Goiânia, 2017: precisamos falar sobre bullying


Goiânia, 2017: precisamos falar sobre bullying
Nenhuma autoridade escolar pode resolver o problema com a simples emissão de advertências disciplinares
Por Maicon Tenfen
access_time23 out 2017, 08h00more_horiz


Um tiroteio na manhã da última sexta-feira (20) no Colégio Goyases, no Conjunto Riviera, em Goiânia, deixou dois mortos e mais quatro feridos. (MARCOS SOUZA/VEJA.com)

No desfecho de O Ateneu, o clássico de Raul Pompéia, um estudante chamado Américo toca fogo no colégio que dá título ao romance. As chamas se espalham com rapidez, tudo vem abaixo, sobram apenas os escombros e as cinzas do educandário. Qual o motivo da rebeldia? Sérgio, o narrador da história, não chega a uma conclusão muito segura, já que a atitude é incompreensível para quem não partilha dos devaneios e da loucura de Américo.

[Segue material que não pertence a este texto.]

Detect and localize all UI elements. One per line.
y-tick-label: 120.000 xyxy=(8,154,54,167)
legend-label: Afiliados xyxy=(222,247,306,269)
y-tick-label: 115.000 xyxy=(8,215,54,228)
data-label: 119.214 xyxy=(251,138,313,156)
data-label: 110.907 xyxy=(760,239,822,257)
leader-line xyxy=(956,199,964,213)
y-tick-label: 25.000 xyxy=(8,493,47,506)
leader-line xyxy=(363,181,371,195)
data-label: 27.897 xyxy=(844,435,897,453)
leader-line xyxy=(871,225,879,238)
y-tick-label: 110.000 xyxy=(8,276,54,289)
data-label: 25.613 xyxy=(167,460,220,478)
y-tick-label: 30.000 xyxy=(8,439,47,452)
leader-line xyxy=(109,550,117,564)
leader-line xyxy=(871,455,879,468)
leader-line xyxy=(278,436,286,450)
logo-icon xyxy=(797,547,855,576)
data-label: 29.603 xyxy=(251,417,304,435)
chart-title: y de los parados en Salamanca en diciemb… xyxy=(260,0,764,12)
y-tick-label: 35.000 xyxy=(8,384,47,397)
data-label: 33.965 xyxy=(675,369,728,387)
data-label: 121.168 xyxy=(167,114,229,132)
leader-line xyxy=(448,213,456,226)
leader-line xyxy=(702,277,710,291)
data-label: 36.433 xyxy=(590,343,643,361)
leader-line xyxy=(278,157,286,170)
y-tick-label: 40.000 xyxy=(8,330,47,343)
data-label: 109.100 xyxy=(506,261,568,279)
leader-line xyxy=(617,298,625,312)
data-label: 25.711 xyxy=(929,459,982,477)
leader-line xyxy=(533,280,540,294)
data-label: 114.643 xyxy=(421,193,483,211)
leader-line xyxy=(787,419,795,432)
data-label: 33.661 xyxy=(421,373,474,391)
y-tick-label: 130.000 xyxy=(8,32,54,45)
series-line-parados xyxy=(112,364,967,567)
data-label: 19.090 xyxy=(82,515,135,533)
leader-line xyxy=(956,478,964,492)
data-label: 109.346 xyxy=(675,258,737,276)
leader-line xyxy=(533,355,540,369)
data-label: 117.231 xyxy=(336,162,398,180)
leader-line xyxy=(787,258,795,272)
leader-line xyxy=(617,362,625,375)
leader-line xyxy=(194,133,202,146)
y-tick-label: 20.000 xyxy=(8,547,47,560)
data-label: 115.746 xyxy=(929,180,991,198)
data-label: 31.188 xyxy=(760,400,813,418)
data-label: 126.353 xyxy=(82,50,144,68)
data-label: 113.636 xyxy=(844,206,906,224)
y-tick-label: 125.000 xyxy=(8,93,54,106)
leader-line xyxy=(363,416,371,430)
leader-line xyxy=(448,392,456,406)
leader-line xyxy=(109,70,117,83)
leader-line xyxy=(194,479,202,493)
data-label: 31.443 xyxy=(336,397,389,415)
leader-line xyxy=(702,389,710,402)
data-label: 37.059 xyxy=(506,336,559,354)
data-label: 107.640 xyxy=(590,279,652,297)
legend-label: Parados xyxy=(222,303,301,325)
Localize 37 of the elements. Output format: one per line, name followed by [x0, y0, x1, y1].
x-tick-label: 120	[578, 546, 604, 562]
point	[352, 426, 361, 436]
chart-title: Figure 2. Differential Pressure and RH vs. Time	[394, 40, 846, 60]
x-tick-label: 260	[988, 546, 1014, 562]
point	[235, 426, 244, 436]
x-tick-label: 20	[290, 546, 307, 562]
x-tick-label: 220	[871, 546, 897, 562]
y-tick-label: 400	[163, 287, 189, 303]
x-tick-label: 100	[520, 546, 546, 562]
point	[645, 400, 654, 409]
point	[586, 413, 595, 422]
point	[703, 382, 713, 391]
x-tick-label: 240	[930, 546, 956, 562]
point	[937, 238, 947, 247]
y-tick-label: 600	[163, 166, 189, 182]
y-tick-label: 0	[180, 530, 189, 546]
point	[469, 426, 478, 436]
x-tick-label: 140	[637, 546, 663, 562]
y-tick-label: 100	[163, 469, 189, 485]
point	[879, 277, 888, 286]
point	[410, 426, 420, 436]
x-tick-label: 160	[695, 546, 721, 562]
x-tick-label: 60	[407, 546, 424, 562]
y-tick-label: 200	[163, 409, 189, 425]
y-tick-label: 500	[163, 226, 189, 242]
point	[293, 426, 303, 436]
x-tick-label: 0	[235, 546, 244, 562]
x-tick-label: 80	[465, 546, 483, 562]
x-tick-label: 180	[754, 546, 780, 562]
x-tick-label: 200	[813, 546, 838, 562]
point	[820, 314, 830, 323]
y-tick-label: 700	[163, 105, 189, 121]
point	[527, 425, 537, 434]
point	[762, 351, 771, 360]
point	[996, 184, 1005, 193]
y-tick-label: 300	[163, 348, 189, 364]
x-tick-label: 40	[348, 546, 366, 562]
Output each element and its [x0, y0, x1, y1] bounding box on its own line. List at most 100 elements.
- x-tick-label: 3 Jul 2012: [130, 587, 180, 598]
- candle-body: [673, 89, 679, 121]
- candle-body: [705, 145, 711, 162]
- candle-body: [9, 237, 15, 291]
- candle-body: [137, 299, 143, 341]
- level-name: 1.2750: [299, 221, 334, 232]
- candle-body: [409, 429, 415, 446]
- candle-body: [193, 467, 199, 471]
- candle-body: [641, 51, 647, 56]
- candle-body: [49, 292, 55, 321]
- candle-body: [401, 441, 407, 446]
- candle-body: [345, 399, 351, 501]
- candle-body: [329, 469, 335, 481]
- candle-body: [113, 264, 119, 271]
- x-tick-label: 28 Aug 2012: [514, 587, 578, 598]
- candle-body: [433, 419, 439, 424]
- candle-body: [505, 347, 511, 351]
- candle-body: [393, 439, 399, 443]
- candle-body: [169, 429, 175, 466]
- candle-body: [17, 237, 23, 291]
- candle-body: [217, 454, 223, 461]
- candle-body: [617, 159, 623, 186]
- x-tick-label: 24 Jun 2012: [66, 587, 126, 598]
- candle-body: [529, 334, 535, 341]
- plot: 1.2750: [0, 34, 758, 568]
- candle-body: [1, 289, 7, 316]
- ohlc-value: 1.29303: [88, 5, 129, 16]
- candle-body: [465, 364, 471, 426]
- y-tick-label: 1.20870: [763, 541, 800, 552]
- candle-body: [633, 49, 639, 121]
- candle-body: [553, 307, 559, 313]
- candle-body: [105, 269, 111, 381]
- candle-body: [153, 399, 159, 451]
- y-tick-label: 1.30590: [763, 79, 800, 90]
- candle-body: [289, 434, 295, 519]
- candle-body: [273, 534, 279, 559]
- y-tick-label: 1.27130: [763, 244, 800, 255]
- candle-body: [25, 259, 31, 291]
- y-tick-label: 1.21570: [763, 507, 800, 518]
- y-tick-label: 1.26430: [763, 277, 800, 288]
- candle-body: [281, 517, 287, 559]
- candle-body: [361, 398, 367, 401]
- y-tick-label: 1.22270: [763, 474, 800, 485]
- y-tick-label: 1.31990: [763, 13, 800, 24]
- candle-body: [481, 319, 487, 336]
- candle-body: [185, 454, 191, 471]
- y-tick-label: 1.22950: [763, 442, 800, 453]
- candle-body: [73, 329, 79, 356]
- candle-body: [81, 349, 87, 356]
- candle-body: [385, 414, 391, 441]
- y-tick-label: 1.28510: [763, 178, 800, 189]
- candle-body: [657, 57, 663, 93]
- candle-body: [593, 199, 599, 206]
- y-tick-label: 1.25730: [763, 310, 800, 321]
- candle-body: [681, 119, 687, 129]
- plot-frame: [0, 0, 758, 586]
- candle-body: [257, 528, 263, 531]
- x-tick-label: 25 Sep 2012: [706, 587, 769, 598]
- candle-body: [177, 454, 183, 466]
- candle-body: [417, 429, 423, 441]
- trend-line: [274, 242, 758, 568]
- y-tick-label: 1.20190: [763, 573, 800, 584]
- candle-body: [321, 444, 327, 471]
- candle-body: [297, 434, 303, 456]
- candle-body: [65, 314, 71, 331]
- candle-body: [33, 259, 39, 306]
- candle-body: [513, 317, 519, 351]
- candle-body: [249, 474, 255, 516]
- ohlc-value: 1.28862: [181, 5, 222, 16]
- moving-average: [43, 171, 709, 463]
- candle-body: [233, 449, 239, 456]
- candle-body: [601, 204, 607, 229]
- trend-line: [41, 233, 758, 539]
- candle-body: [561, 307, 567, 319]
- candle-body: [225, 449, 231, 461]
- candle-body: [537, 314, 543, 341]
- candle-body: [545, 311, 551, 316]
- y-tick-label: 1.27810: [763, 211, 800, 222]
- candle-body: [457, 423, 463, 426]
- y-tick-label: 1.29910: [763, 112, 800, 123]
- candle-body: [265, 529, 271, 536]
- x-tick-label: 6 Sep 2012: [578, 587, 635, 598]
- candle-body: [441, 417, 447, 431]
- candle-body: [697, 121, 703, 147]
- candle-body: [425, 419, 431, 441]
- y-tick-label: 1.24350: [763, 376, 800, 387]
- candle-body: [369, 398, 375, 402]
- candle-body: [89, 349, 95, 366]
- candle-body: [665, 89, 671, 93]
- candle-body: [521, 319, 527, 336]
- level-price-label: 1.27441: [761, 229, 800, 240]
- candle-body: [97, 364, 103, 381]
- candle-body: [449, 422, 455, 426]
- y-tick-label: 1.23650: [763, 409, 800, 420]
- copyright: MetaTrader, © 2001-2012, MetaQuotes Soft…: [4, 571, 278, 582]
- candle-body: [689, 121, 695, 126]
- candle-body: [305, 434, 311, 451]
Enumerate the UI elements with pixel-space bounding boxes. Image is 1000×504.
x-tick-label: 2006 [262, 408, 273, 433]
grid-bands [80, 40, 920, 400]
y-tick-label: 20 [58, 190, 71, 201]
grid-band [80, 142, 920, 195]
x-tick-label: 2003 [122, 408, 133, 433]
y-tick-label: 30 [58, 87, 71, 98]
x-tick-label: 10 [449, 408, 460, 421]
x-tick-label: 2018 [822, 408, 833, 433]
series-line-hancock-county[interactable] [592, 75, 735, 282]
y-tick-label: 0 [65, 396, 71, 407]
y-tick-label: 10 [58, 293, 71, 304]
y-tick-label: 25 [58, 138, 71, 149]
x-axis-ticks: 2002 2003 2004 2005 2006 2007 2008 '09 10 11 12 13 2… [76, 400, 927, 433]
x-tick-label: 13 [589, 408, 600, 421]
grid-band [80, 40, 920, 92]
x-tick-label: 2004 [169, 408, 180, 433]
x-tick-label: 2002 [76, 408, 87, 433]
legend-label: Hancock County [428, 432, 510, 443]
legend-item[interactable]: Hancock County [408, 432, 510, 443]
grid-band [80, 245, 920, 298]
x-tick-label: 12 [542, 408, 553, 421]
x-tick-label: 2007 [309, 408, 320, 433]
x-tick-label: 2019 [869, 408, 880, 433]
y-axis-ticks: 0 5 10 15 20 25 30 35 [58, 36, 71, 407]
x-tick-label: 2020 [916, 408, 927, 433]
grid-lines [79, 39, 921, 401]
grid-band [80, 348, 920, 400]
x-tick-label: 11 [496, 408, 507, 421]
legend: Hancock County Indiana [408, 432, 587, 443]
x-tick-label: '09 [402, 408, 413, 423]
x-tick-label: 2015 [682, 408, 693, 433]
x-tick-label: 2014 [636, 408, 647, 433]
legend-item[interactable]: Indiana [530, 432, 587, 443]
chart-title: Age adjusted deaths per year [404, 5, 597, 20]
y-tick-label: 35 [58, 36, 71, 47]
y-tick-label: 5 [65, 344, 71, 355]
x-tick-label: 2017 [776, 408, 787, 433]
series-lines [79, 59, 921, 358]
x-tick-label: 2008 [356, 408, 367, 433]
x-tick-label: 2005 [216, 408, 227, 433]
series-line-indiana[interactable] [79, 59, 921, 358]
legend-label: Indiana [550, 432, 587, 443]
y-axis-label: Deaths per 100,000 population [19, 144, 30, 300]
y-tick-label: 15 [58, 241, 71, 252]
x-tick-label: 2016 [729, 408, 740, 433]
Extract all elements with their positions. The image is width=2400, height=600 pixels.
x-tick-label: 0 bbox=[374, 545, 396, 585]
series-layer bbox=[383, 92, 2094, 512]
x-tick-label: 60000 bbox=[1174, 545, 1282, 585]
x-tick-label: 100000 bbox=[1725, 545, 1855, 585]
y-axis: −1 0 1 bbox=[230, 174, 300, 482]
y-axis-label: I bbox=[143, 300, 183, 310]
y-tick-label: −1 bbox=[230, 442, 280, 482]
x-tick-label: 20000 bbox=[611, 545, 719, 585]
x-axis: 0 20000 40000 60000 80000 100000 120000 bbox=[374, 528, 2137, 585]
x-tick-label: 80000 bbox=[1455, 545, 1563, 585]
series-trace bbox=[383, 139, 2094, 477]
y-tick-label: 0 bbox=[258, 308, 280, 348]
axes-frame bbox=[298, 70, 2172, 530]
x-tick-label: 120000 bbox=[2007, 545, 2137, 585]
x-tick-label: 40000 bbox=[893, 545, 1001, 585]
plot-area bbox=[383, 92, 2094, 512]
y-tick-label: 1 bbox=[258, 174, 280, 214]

No entanto, há um clima de catarse no andamento da cena. É como se o incêndio pudesse purificar a maldade que imperava entre os muros do internato. “Vais encontrar o mundo”, disse o pai de Sérgio no primeiro dia de aula. “Coragem para a luta”. Daí pra frente, com efeito, o personagem se vê numa selva cuja razão de ser dos estudantes “mais adaptados” é humilhar os novatos com o uso do deboche e da agressão.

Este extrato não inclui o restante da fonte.